Every once in awhile, I forget about quinoa. It’s the grain of the moment, and every health website spends as long as possible talking about the exciting new recipes that come up day by day. Don’t get me wrong. I love quinoa as much as the next person, but I sort of forget it’s an option when there’s black bean pasta and zucchini noodles to obsess over. This recipe was more a way to not only get rid of quinoa, but also to try something healthy with grains that would be possible to take as lunch or as a lighter dinner. It’s fairly delicious, but as a warning – I will say that unless you have lighter taste buds like my own – it may be a bit bland. Something like pesto or some more acidic vegetables like tomatoes or even a fruit like strawberry or citrus would lighten up the meal too!
- 1/3-1/2 cup quinoa, depending on how hungry you are
- bunches of feldsalat, or Rucola
- 1 stalk of broccoli
- Tofu of some sort (ideally faked minced meat- yum!)
- Balsamic Vinegar
- Cook the quinoa in a saucepan with around a 2:1 ratio to hot water.
- In the meantime, take the broccoli and chop into edible sized pieces and cook as you like. In order to preserve as many nutrients, I would opt for a good steaming, but if you prefer your broccoli boiled or even roasted: go ahead and do that (preheating needed for one of those options)
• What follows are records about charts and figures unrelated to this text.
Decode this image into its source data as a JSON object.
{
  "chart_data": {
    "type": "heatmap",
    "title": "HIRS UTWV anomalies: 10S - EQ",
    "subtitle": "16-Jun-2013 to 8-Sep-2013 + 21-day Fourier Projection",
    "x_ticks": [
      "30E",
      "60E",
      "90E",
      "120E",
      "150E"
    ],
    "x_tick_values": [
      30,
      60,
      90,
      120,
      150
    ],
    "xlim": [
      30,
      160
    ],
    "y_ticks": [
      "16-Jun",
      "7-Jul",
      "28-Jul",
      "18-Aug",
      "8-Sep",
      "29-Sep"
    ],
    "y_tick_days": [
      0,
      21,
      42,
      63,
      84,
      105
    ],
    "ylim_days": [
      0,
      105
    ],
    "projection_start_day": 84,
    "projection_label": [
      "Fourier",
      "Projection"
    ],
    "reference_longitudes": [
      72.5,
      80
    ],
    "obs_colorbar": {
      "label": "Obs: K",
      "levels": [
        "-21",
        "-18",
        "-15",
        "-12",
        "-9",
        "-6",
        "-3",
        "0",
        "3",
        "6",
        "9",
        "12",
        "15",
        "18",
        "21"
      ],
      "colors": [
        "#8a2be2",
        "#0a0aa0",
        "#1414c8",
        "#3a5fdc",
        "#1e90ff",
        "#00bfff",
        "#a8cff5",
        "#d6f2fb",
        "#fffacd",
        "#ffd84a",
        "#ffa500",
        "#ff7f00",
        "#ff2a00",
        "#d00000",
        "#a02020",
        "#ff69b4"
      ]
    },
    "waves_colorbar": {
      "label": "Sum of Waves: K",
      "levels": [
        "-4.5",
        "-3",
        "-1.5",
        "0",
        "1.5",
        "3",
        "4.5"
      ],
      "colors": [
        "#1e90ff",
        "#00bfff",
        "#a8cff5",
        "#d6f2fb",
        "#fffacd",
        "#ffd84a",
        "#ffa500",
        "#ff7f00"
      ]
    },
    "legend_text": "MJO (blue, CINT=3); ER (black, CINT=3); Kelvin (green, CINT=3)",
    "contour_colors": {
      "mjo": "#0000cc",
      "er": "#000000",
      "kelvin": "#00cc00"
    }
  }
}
- Prep your tofu however you need to. I usually use pre-marinated, so I basically dice and that’s done. However, I would recommend maybe soaking it in some delicious peanut sauce if you want to go for more of an Asian flavour.
- Your quinoa and broccoli are probably done by now, right?
- Get a larger mixing bowl and throw together the quinoa, broccoli, tofu, and the bunches of greens of your choice. Toss together with balsamic vinegar and any other additions you felt the need to add.
Like I said, the recipe is incredibly simple – take ingredients and put together. But isn’t that most recipes in the end? The whole idea may be easy and too-much-so for you overachievers, but I can promise it’s delicious and nutritious (which is more than can be said for some recipes I post here). So if you are looking for something healthier, look no further. You can get protein, greens and healthy grains here. Imagine adding some avocado paste or even just delicious pieces of avocado and radishes! Ah! It’s always after I finish these recipes that I remember all of the ways I could have made it better. Alas.. You’ll have to do that for me. Let me know if you try new variations or have any suggestions that I could benefit from!